Life slows down for guys like Crosby. A scruffy-looking man who I would guess is in his late 50s, he doesn't make much of a first impression, but he's one of those dudes who can strike up a conversation with just about anyone. And dhe had a lot to say in our 10-minute talk Monday morning as I waited for the pilot car to lead me and about 15 others through the work zone. I'm a journalist, so I let him ramble, the whole time cursing myself for not having my recorder handy. The only reason he stopped talking was because the pilot car started heading north again and I had to leave. So wrapped up in our talk he actually didn't even realize it was time for me to go. I think we both felt bad the conversation had to end - he loves to talk, I love to listen.

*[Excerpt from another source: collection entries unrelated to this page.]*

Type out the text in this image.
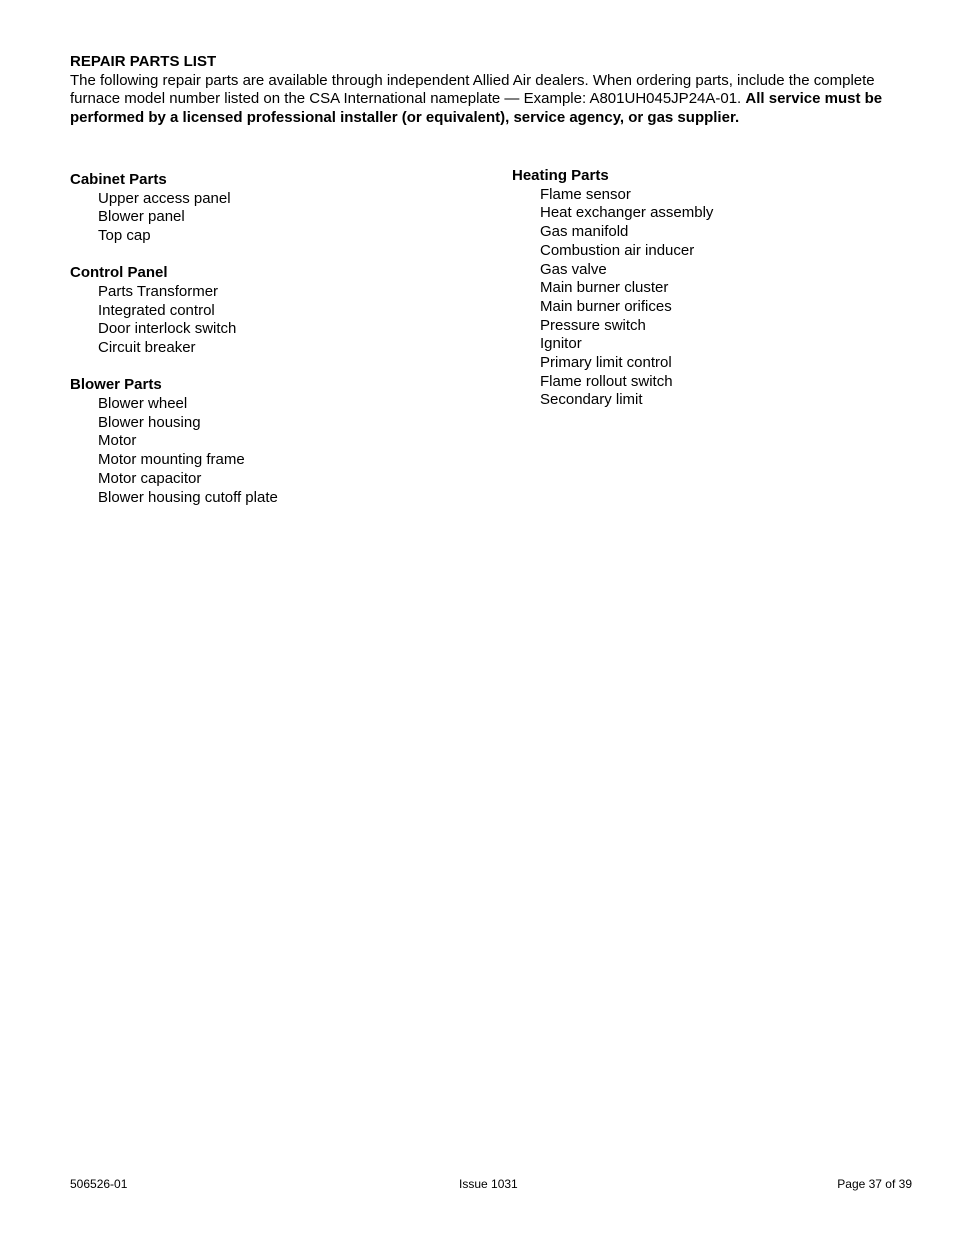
REPAIR PARTS LIST
The following repair parts are available through independent Allied Air dealers. When ordering parts, include the complete furnace model number listed on the CSA International nameplate — Example: A801UH045JP24A-01. All service must be performed by a licensed professional installer (or equivalent), service agency, or gas supplier.
Cabinet Parts
Upper access panel
Blower panel
Top cap
Control Panel
Parts Transformer
Integrated control
Door interlock switch
Circuit breaker
Blower Parts
Blower wheel
Blower housing
Motor
Motor mounting frame
Motor capacitor
Blower housing cutoff plate
Heating Parts
Flame sensor
Heat exchanger assembly
Gas manifold
Combustion air inducer
Gas valve
Main burner cluster
Main burner orifices
Pressure switch
Ignitor
Primary limit control
Flame rollout switch
Secondary limit
506526-01	Issue 1031	Page 37 of 39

Time to flip the sign though.
We - he - talked about his job, politics, road work, his grandkids and ice fishing (that's when his face lit up). He said he had saved up enough money doing his thankless job that he was able to buy himself a new fish house. He ice fishes near his real home by Alexandria during the off-season (road crews take winters off) and is one of those die-hards who can sit out in a fish house long enough to forget what day it is.
Why am I writing about Crosby? Well, for starters, he's my kind of people - more Duck than Dynasty. He lives in his van during the road construction season. IN HIS VAN. He's the guy who plays Santa at Christmastime. He's the guy you call an "Old SOB" without fear of offending him. He's the guy at the bar you WANT to sit next to.
And he's the guy, who in a span of about 10 minutes, was able to cure my case of the Mondays.